Aussi complexe que « sa » région puisse être, elle n’a pourtant pas fini de susciter l’enthousiasme du dirigeant malien. Revendiquant un certain franc-parler dans la sphère professionnelle, il se garde bien toutefois de commenter la situation de son pays natal.

Makhtar Diop est un passionné qui a de grandes ambitions pour l’Afrique

Il préfère mettre en avant les derniers accomplissements d’IFC dans la zone : au Mali notamment, avec un soutien de 2 millions de dollars apportés à une usine de transformation de mangues ou encore un appui à la filière karité (le Mali est le deuxième producteur mondial de noix de karité), mais aussi au Gabon, à travers le financement du projet de barrage de Kinguélé, signé au mois de juillet.

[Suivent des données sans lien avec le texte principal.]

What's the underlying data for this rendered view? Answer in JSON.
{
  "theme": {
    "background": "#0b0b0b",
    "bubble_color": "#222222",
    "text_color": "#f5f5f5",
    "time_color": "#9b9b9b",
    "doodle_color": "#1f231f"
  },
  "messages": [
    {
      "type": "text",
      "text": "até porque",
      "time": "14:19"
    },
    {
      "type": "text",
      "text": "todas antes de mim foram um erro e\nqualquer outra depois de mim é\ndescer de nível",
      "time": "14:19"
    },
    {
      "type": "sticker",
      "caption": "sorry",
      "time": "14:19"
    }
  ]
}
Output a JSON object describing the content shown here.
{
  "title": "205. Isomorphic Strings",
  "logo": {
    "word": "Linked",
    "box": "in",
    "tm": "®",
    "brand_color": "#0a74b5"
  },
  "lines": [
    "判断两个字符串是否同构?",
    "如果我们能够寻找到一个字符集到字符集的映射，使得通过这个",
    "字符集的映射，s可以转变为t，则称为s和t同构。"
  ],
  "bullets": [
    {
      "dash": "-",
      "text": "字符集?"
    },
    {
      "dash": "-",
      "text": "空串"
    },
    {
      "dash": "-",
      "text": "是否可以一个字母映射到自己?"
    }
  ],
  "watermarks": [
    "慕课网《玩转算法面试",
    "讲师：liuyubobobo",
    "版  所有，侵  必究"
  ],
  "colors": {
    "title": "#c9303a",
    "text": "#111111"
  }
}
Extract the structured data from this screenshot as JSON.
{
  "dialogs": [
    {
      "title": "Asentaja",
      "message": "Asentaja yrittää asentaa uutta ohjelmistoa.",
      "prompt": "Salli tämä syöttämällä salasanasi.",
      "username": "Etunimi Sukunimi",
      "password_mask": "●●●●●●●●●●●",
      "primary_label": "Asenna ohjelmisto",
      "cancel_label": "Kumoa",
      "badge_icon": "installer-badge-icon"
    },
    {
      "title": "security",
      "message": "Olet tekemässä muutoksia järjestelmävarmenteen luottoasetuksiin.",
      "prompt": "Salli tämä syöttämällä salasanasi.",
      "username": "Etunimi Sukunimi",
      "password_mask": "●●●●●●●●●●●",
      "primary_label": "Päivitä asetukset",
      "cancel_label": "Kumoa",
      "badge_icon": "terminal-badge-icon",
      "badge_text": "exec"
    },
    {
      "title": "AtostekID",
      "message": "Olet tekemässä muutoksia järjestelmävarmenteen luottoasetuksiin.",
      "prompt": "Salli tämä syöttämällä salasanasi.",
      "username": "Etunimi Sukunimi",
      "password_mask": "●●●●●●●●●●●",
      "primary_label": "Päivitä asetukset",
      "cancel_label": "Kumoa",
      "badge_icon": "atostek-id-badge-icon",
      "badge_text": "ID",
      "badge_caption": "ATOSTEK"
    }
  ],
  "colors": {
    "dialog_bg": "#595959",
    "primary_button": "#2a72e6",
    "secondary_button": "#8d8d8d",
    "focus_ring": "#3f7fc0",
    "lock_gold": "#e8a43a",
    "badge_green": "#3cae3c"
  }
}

Rappelant le fort engagement d’IFC dans les secteurs clés que sont l’agriculture et l’énergie, Aliou Maïga attend beaucoup de l’arrivée du Sénégalais Makhtar Diop à la tête de l’institution. « Un passionné qui a de grandes ambitions pour l’Afrique », affirme-t-il à son propos. Avant de conclure : « Je suis sûr qu’il peut faire la différence pour IFC. Et nous sommes là pour l’aider à réaliser ses ambitions ».